La poignée de main entre le président de la Corée du Sud, Moon Jae-in, et Kim Yo Jong, la sœur du leader de la Corée du Nord, Kim Jong-un, est-elle annonciatrice d'une détente entre les deux pays?

Un optimisme prudent

ÉDITORIAL / Est-ce l’effet du réchauffement observé à l’occasion des Jeux olympiques de PyeongChang? Ou d’un soudain élan de lucidité du leader nord-coréen Kim Jong-un? Difficile à dire à ce moment-ci. Mais les récents efforts diplomatiques entre les deux pays de la péninsule coréenne pourraient déboucher sur un sommet en avril et même sur des discussions concernant la dénucléarisation, ce qui constitue une spectaculaire volte-face dans les relations intercoréennes et dans l’attitude du Nord face aux États-Unis.

Même si nous sommes à des lieues de la tension qui régnait encore il y a un mois à peine, il ne faudrait pas céder à l’enthousiasme et conclure que ce réchauffement entre les deux Corées peut déboucher sur une paix durable. Il est encore trop tôt. Et l’histoire récente nous démontre que les emballements ponctuels quant à certains gestes de rapprochement ont souvent fait place à des déceptions ou des reculs souvent plus durables.

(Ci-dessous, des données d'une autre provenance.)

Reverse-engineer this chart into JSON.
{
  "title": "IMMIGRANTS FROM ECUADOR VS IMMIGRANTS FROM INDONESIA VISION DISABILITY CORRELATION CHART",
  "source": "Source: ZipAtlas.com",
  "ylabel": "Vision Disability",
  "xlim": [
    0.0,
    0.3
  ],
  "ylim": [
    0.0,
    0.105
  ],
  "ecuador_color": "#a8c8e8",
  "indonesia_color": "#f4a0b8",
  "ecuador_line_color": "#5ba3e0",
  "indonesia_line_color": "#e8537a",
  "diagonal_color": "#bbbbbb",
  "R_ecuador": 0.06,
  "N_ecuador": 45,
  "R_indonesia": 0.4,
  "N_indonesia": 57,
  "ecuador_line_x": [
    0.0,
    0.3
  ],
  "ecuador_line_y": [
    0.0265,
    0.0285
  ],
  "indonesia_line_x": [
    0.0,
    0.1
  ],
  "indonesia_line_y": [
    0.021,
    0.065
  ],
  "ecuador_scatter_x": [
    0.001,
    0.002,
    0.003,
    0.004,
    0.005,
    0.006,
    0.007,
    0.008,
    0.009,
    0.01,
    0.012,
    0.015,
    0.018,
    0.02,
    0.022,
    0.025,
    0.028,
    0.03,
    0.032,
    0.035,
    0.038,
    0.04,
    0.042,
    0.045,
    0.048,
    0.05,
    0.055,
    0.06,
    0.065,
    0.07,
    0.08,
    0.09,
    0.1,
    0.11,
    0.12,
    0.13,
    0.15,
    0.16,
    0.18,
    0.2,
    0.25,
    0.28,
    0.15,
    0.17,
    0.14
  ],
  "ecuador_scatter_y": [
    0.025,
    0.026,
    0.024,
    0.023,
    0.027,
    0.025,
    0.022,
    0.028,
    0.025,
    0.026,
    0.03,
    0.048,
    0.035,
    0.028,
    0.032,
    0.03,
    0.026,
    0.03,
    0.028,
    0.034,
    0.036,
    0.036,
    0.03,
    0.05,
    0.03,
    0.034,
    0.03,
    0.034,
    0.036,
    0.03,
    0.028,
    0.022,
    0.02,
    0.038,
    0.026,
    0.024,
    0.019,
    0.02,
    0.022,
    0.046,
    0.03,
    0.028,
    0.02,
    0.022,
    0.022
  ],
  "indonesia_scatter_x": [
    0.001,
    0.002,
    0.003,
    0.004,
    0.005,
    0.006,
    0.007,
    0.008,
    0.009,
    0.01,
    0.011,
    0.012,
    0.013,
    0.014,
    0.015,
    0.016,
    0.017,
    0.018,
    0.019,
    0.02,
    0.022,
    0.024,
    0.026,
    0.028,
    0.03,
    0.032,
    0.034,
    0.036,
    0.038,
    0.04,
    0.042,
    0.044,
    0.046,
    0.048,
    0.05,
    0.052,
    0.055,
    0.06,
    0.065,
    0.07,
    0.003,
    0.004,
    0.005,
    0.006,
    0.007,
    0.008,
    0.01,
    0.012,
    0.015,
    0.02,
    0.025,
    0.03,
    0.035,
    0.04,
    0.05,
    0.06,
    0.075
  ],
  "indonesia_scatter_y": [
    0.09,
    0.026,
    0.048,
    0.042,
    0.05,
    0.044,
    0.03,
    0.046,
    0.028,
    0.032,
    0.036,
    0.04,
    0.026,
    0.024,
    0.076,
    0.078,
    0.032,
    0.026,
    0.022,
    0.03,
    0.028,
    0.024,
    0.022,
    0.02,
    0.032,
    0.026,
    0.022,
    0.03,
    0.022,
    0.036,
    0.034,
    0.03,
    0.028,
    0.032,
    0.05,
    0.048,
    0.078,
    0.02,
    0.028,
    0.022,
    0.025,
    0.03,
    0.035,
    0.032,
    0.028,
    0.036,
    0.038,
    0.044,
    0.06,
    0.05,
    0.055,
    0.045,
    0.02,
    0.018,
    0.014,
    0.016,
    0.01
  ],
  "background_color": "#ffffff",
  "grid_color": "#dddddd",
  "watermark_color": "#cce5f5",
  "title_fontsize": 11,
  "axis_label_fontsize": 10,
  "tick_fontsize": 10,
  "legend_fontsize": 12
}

Bref rappel des faits: le dirigeant nord-coréen Kim Jong-un et les émissaires du président sud-coréen Moon Jae-in ont discuté, ces derniers jours à Pyongyang, de la possibilité de tenir un sommet intercoréen. Les images qui nous arrivent de ces échanges sont saisissantes tant elles contrastent avec ce qu’on a l’habitude de voir: Kim Jong-un apparaît souriant, offrant des poignées de mains franches et chaleureuses à ses visiteurs du sud et saluant leur départ. L’heure était à la convivialité.

La visite d’une délégation sud-coréenne à Pyongyang était une première en plus de dix ans. Les ministres en ont profité pour remettre à Kim Jong-un une lettre du président Moon Jae-in et pour évoquer la tenue d’un sommet en avril. S’il se concrétise, ce sera le troisième depuis la partition de la péninsule, en 1945.

En 2000, un premier sommet avait eu lieu entre le président sud-coréen Kim Dae-jung et le leader du nord Kim Jong-il, à Pyongyang, et avait conduit à la signature d’une déclaration commune qui enchâssait l’engagement à progresser sur le chemin d’une paix durable et d’une réunification possible. Il s’agissait d’un premier pas vers une série de mesures de détente: fin de la propagande sonore par le Nord, organisation de retrouvailles entre membres de familles coréennes séparées, coopération économique plus soutenue. Mais le dialogue a pris fin un an plus tard, après que la Corée du Sud eut dû mettre en place des mesures de sécurité accrues après les attentats du 11-septembre à New York.

Le dernier sommet coréen remonte à 2007. Le président sud-coréen de l’époque, Roh Moo-hyun, a été reçu par Kim Jong-il pour un sommet à Pyongyang. C’était près d’un an après le premier essai nucléaire de la Corée du Nord. Étonnamment, ce sommet avait débouché sur une déclaration commune visant à promouvoir paix et prospérité dans la péninsule et à poursuivre le processus de dénucléarisation du Nord. Pyongyang avait accepté d’abandonner son programme nucléaire en échange d’une importante aide énergétique et de garanties en matière de sécurité. Mais les relations intercoréennes se sont progressivement dégradées dans les mois qui ont suivi l’arrivée au pouvoir, en 2008, du conservateur Lee Myung-bak, qui prônait la ligne dure envers Pyongyang.

Dix ans plus tard survient cette nouvelle baisse de tension sur la péninsule coréenne. Si les dispositions semblent bonnes entre les deux principaux intéressés, il faudra voir comment réagira le président des États-Unis, Donald Trump. Ses premières réactions étaient encourageantes, positives et prudentes, mais il ne faut pas oublier que pour lui, il y a des conditions préalables – principalement militaires – à d’éventuelles négociations avec la Corée du Nord. L’imposition récente de nouvelles sanctions très dures et l’intention de reprendre avec le Sud les manœuvres militaires conjointes ne s’effaceront pas du jour au lendemain, simplement parce qu’un souper entre Kim Jong-un et des émissaires du Sud a été agréable.